Linux allows to allocate a processor-core to a running process (ie, having a pid) using this command:

taskset -pc core pid

This assumes that the process is already running, and its pid is available, and we change the core that is assigned to it. So, the core will be switched the next time the process goes out of CPU during context switching or time sharing.

But is it possible to assign the core upfront, right when the process is being run? As far as I know, the answer is negative, but just wanted to confirm with the experts, just in case if I am missing something.

(I had asked this question on stackoverflow/69250190, but I was advised to post the question here.)


To assign the core when the process is being run, the process must be launched using the taskset command:

taskset [options] core-mask command [argument...]

The CPU affinity is represented as a bitmask, with the lowest order bit corresponding to the first logical CPU and the highest order bit corresponding to the last logical CPU.

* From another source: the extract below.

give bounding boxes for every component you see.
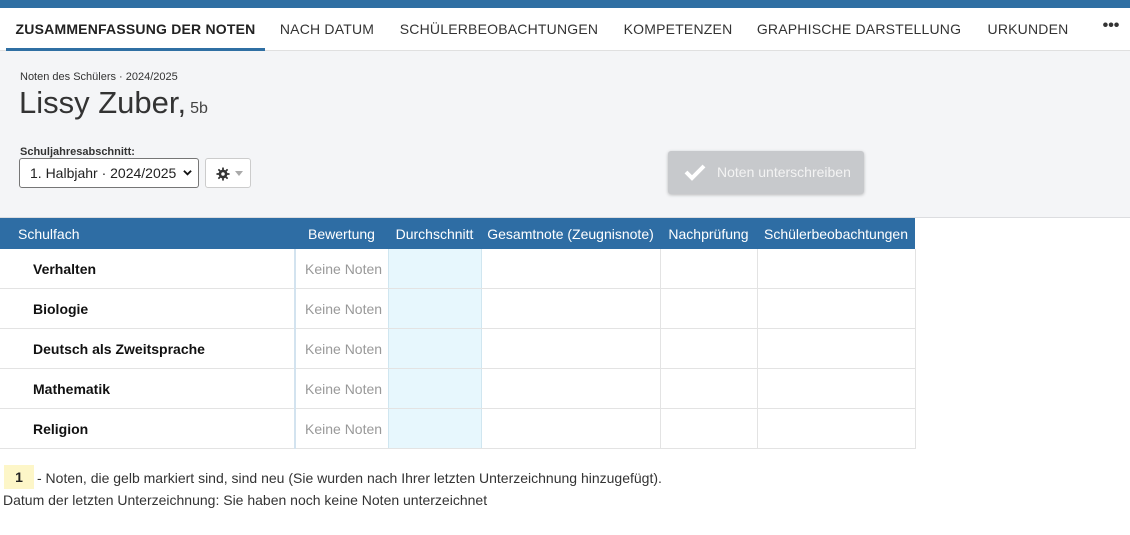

For example, the following launches the command to run on the first two cores:

taskset 03 sshd -b 1024

It's also possible to specify the cores as a list using the -c parameter:

-c, --cpu-list
    Interpret mask as numerical list of processors instead of a
    bitmask. Numbers are separated by commas and may include
    ranges. For example: 0,5,8-11.
  • I have accepted your answer. However, this seems to work only when done from command line. If I do this using exec, it does not work. I have posted a new question for that - please see stackoverflow/69255696
    – R71
    Sep 20 at 14:08
  • More convenient link to @R71's new question: stackoverflow.com/questions/69255696
    – trlkly
    Sep 21 at 8:42
       taskset [options] mask command [argument...]

       taskset [options] -p [mask] pid

The default mode (without the -p option) already is to accept the CPU mask and a command name. So you should be able to use, for example, taskset core /bin/whatever.